People from across Lincoln gathered in the city today to celebrate 22 years of National Poetry Day.

A variety of leading poetry and literary organisations gathered across the city to recognise the history and importance of poems and all things poetical.

National Poetry Day celebrates its 22nd anniversary this year. Photo: National Poetry Day
National Poetry Day celebrates its 22nd anniversary this year. Photo: National Poetry Day

The initiative, founded by the Forward Arts Foundation in 1994, encourages people of all ages to find a voice and promote the enjoyment of poetry.

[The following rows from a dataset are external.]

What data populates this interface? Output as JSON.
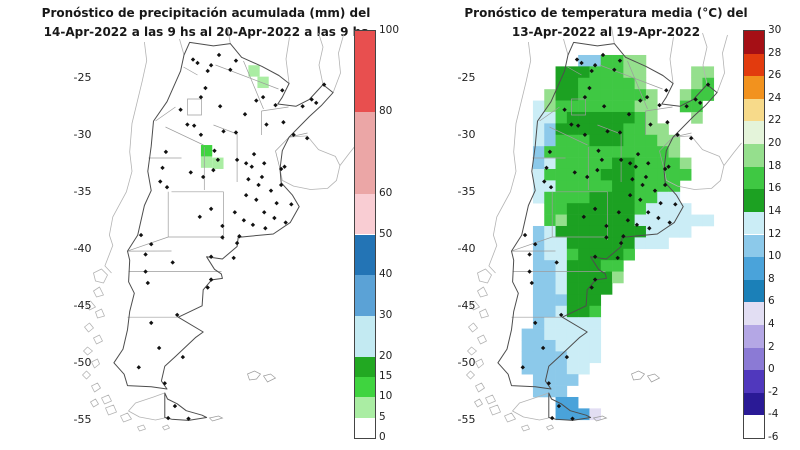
{
  "chart_data": [
    {
      "type": "heatmap",
      "region_axis": "latitude",
      "title_line1": "Pronóstico de precipitación acumulada (mm) del",
      "title_line2": "14-Apr-2022 a las 9 hs al 20-Apr-2022 a las 9 hs",
      "unit": "mm",
      "lat_ticks": [
        -25,
        -30,
        -35,
        -40,
        -45,
        -50,
        -55
      ],
      "colorbar": {
        "min": 0,
        "max": 100,
        "tick_values": [
          100,
          80,
          60,
          50,
          40,
          30,
          20,
          15,
          10,
          5,
          0
        ],
        "segments": [
          {
            "from": 0,
            "to": 5,
            "color": "#ffffff"
          },
          {
            "from": 5,
            "to": 10,
            "color": "#aaeda3"
          },
          {
            "from": 10,
            "to": 15,
            "color": "#3fd43f"
          },
          {
            "from": 15,
            "to": 20,
            "color": "#22a822"
          },
          {
            "from": 20,
            "to": 30,
            "color": "#c3eaf2"
          },
          {
            "from": 30,
            "to": 40,
            "color": "#5ba2d6"
          },
          {
            "from": 40,
            "to": 50,
            "color": "#2374b5"
          },
          {
            "from": 50,
            "to": 60,
            "color": "#f9cdd3"
          },
          {
            "from": 60,
            "to": 80,
            "color": "#eba6a6"
          },
          {
            "from": 80,
            "to": 100,
            "color": "#e84f4f"
          }
        ]
      },
      "cells": [
        {
          "lon": -61.2,
          "lat": -23.9,
          "value_mm": "5-10",
          "color": "#aaeda3"
        },
        {
          "lon": -60.4,
          "lat": -24.9,
          "value_mm": "5-10",
          "color": "#aaeda3"
        },
        {
          "lon": -65.4,
          "lat": -30.9,
          "value_mm": "10-15",
          "color": "#3fd43f"
        },
        {
          "lon": -65.4,
          "lat": -31.9,
          "value_mm": "5-10",
          "color": "#aaeda3"
        },
        {
          "lon": -64.4,
          "lat": -32.0,
          "value_mm": "5-10",
          "color": "#aaeda3"
        }
      ]
    },
    {
      "type": "heatmap",
      "region_axis": "latitude",
      "title_line1": "Pronóstico de temperatura media (°C) del",
      "title_line2": "13-Apr-2022 al 19-Apr-2022",
      "unit": "°C",
      "lat_ticks": [
        -25,
        -30,
        -35,
        -40,
        -45,
        -50,
        -55
      ],
      "colorbar": {
        "min": -6,
        "max": 30,
        "tick_values": [
          30,
          28,
          26,
          24,
          22,
          20,
          18,
          16,
          14,
          12,
          10,
          8,
          6,
          4,
          2,
          0,
          -2,
          -4,
          -6
        ],
        "segments": [
          {
            "from": -6,
            "to": -4,
            "color": "#ffffff"
          },
          {
            "from": -4,
            "to": -2,
            "color": "#2a1a96"
          },
          {
            "from": -2,
            "to": 0,
            "color": "#5038bd"
          },
          {
            "from": 0,
            "to": 2,
            "color": "#8b7ad5"
          },
          {
            "from": 2,
            "to": 4,
            "color": "#b4a7e5"
          },
          {
            "from": 4,
            "to": 6,
            "color": "#e2def3"
          },
          {
            "from": 6,
            "to": 8,
            "color": "#1b80b8"
          },
          {
            "from": 8,
            "to": 10,
            "color": "#4aa3da"
          },
          {
            "from": 10,
            "to": 12,
            "color": "#8cc9ea"
          },
          {
            "from": 12,
            "to": 14,
            "color": "#cbedf6"
          },
          {
            "from": 14,
            "to": 16,
            "color": "#1ca122"
          },
          {
            "from": 16,
            "to": 18,
            "color": "#3fc843"
          },
          {
            "from": 18,
            "to": 20,
            "color": "#95df8d"
          },
          {
            "from": 20,
            "to": 22,
            "color": "#e4f4da"
          },
          {
            "from": 22,
            "to": 24,
            "color": "#f7da8a"
          },
          {
            "from": 24,
            "to": 26,
            "color": "#f2921e"
          },
          {
            "from": 26,
            "to": 28,
            "color": "#e23b0e"
          },
          {
            "from": 28,
            "to": 30,
            "color": "#a50f15"
          }
        ]
      },
      "raster": {
        "lon0": -74,
        "lat0": -23,
        "cell_deg": 1,
        "palette": {
          "p": "#e4f4da",
          "l": "#95df8d",
          "g": "#3fc843",
          "G": "#1ca122",
          "c": "#cbedf6",
          "b": "#8cc9ea",
          "B": "#4aa3da",
          "v": "#e2def3"
        },
        "palette_values_c": {
          "p": "20-22",
          "l": "18-20",
          "g": "16-18",
          "G": "14-16",
          "c": "12-14",
          "b": "10-12",
          "B": "8-10",
          "v": "4-6"
        },
        "rows": [
          "........bbggll.......",
          "......GGGgggll....ll.",
          "......GGgggggl....lg.",
          ".....lGGggggggl..lgg.",
          "....clgggggggll..gg..",
          "....ccgGGGGGGgl...l..",
          "....cbGGGGGGggll.....",
          "....cbgggGGGgggll....",
          "....bgggggggggggl....",
          "....bcgggggGGggggl...",
          "....cgggggGGGggggg...",
          "....ccgggggGGgggg....",
          "....cggggGGGGggcc....",
          ".....ggGGGGGGgcccc...",
          ".....glGGGGGGccccccc.",
          "....bcGGGGGGGGcccc...",
          "....bccGGGGGGccc.....",
          "....bccgGGGGg........",
          "....bbcGGGgg.........",
          "....bbcGGGGl.........",
          "....bbcGGGG..........",
          "....bbbGGG...........",
          "....bbcGGg...........",
          "....bccccc...........",
          "...bbccccc...........",
          "...bbbcccc...........",
          "...bbbbccc...........",
          "...bbbbcc............",
          "....bbbb.............",
          "....bbb..............",
          "......BB.............",
          "......BBBv..........."
        ]
      }
    }
  ],
  "stations": {
    "marker": "diamond",
    "color": "#111111",
    "points": [
      [
        -63.8,
        -23.0
      ],
      [
        -66.1,
        -23.4
      ],
      [
        -64.5,
        -23.9
      ],
      [
        -65.7,
        -23.7
      ],
      [
        -64.8,
        -24.4
      ],
      [
        -62.3,
        -23.5
      ],
      [
        -62.8,
        -24.3
      ],
      [
        -65.0,
        -25.9
      ],
      [
        -65.4,
        -26.7
      ],
      [
        -63.7,
        -27.5
      ],
      [
        -67.2,
        -27.8
      ],
      [
        -66.6,
        -29.1
      ],
      [
        -66.0,
        -29.2
      ],
      [
        -65.4,
        -30.0
      ],
      [
        -59.9,
        -26.7
      ],
      [
        -58.2,
        -26.1
      ],
      [
        -58.8,
        -27.4
      ],
      [
        -56.4,
        -27.5
      ],
      [
        -55.2,
        -27.2
      ],
      [
        -54.5,
        -25.6
      ],
      [
        -55.6,
        -26.9
      ],
      [
        -60.5,
        -27.0
      ],
      [
        -61.5,
        -28.2
      ],
      [
        -63.4,
        -29.7
      ],
      [
        -62.3,
        -29.8
      ],
      [
        -59.6,
        -29.1
      ],
      [
        -58.1,
        -28.9
      ],
      [
        -57.2,
        -30.0
      ],
      [
        -56.0,
        -30.3
      ],
      [
        -68.5,
        -31.5
      ],
      [
        -68.8,
        -32.9
      ],
      [
        -69.0,
        -34.1
      ],
      [
        -68.4,
        -34.6
      ],
      [
        -66.3,
        -33.3
      ],
      [
        -65.2,
        -33.7
      ],
      [
        -64.2,
        -31.4
      ],
      [
        -63.9,
        -32.2
      ],
      [
        -64.3,
        -33.1
      ],
      [
        -62.2,
        -32.2
      ],
      [
        -61.4,
        -32.5
      ],
      [
        -60.9,
        -32.8
      ],
      [
        -60.7,
        -31.7
      ],
      [
        -59.8,
        -32.5
      ],
      [
        -58.3,
        -33.0
      ],
      [
        -58.0,
        -32.8
      ],
      [
        -60.0,
        -33.7
      ],
      [
        -61.2,
        -33.9
      ],
      [
        -60.3,
        -34.4
      ],
      [
        -58.3,
        -34.4
      ],
      [
        -59.2,
        -34.9
      ],
      [
        -61.4,
        -35.3
      ],
      [
        -60.5,
        -35.7
      ],
      [
        -58.7,
        -36.0
      ],
      [
        -57.4,
        -36.1
      ],
      [
        -59.8,
        -36.8
      ],
      [
        -58.9,
        -37.3
      ],
      [
        -57.9,
        -37.7
      ],
      [
        -60.8,
        -37.9
      ],
      [
        -59.7,
        -38.2
      ],
      [
        -61.6,
        -37.5
      ],
      [
        -62.4,
        -36.8
      ],
      [
        -64.5,
        -36.5
      ],
      [
        -65.5,
        -37.2
      ],
      [
        -63.5,
        -38.0
      ],
      [
        -62.0,
        -38.9
      ],
      [
        -70.7,
        -38.8
      ],
      [
        -69.8,
        -39.6
      ],
      [
        -70.3,
        -40.5
      ],
      [
        -67.9,
        -41.2
      ],
      [
        -70.3,
        -42.0
      ],
      [
        -64.5,
        -40.7
      ],
      [
        -63.5,
        -39.0
      ],
      [
        -62.2,
        -39.5
      ],
      [
        -62.5,
        -40.8
      ],
      [
        -64.5,
        -42.7
      ],
      [
        -64.8,
        -43.4
      ],
      [
        -70.1,
        -43.0
      ],
      [
        -67.5,
        -45.8
      ],
      [
        -69.8,
        -46.5
      ],
      [
        -69.1,
        -48.7
      ],
      [
        -67.0,
        -49.5
      ],
      [
        -70.9,
        -50.4
      ],
      [
        -68.6,
        -51.8
      ],
      [
        -68.3,
        -54.85
      ],
      [
        -67.7,
        -53.8
      ],
      [
        -66.5,
        -54.9
      ]
    ]
  }
}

Mouth Piece Poets, a spoken word collective based in Lincoln, invited members of the public on Lincoln high street to read their own poems and make their voices heard.

Gemma Baker, organiser of Mouth Piece Poets, said that the organisation offers a “really supportive group” that encourages people to express themselves through poetry.

“We talk a lot about serious issues but often in a humorous and relatable way,” she said.

“We often get members of the public coming up to us afterwards saying ‘wow that really meant a lot to me’ so it does make a massive difference.”

The theme for the day this year is messages, and Ms Baker believes the theme gives people the chance to connect with others through the power of spoken word.

“Spoken word is a message, it’s whatever the person wants to say, and actually getting up and releasing the poetry and what you need to say, to the public, is very important,” she added.

Professor Jason Whittaker of the University of Lincoln, who specialises in Victorian poetry, also believes the art can be an effective way of building a person’s character.

He said: “Poetry can often work much more effectively than prose because it’s easier to memorise and remember.

“The links between particular concentrations on language, as well as the patterns, rhythms and responses, means that poetry actually builds up an attitude on the part of the listener,” Professor Whittaker added.

National Poetry Day was officially marked by the Prince of Wales, who provided a reading of Seamus Heaney’s poem The Shipping Forecast on BBC Radio 4’s Today programme.